The ability to read well is an essential component of a student’s academic success, and an essential tool for success in life. In preparing our children for successful reading encounters, we need to ensure that they have the tools to make sense of the text seen in daily reading. We need to provide them with skills and strategies that can be used across reading situations. As discussed in Chapter 2, not all students will grasp those tools the first time they are presented during core reading instruction. There has been and currently is a widespread interest and a seemingly legitimate need in our United States educational system to focus on students who are at risk for academic failure, particularly in the area of reading. In the past, those at-risk students have often been from low socioeconomic areas, with very low motivation to learn, socially promoted, transient, or speakers of second languages. However, due in part to political action that has dramatically changed how educators are supporting the vision of being committed to ensuring that every child in the United States can read, expectations require schools to pay close attention to those students at risk for academic failure, particularly in reading. A strict political action that had quickly surfaced at the close of the 20th century, designed ultimately to decrease the number of students who may end up at the center of a significant number of societal problems as a result of inadequate education, remained strong throughout the first decade of the 21st century.

Intervention in education can be defined as working with a student or students in order to help them succeed in the academic realm. Sparks (2016) defines intervention as an identification of problems in learning and the use of focused lessons and intervention to improve learning.

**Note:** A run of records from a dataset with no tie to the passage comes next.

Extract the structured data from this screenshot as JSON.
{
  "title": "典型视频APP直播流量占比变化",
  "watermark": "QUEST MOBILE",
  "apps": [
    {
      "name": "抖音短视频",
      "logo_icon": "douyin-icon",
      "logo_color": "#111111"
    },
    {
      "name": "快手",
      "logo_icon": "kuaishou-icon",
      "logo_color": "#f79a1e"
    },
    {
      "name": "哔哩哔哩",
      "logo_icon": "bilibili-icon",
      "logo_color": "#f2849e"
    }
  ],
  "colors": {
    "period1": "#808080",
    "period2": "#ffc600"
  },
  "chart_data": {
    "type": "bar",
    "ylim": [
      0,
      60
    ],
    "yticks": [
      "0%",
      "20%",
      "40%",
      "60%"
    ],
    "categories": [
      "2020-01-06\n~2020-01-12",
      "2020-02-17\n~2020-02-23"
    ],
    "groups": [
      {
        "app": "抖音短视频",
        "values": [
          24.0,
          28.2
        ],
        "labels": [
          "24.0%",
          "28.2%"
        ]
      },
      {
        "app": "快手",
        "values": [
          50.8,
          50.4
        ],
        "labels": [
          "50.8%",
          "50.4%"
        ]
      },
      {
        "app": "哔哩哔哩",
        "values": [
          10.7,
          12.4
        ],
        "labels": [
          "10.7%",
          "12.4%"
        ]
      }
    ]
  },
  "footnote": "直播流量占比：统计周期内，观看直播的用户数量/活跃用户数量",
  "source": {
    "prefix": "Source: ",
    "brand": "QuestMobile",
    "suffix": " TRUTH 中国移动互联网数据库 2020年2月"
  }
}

The goal of intervention is to catch a student before he or she begins to struggle too much, and give guided support to get back on track and performing at grade level.

Because the goal in our classrooms is to make sure students are not falling behind, interventions serve an important role in the classroom, through constant data collection and decision-making. Johnson & Rowe (2016) argue that “teachers [are] using ongoing curriculum based assessments [which] are actually good at determining whether a child’s literacy is more or less developed.” In other words, assessments serve as data-collection tools for the classroom teachers and specialists to use as evidence when determining if a student is in need of intervention. Based on this classroom data, teachers can make decisions to better meet the needs of the students. This does not mean teachers should be constantly assessing their students at the expense of instructional time, but rather should use assessments to drive instructional time. An example of this is using Marie Clay’s Observation Survey when further evidence is needed to support a case that a student should be recommended for intervention (Johnson & Rowe, 2016). Once data has been collected and analyzed, the classroom teacher and interventionist should collaborate and decide what type of intervention would be most beneficial for that particular student.

Providing the appropriate interventions for students in America still continues to be an ongoing challenge. The American people want to strengthen our education by providing a better program that more effectively serves students in need of intervention. It is important to strengthen intervention in the classroom, because without intervention there will be students who fall behind and lose hope in their education. There will be people who lose sight of why education is valued.

Our definition in America for reading intervention is clear, but we are still progressing toward effectively providing interventions in and out of the classroom. One step in the right direction has been to reconsider how interventions have previously been done, and how some models have failed. Those failures, though, have provided educators with light on what needs to be adapted. In a way, our education system needed its own intervention, leading to a new wave in literacy in the near future.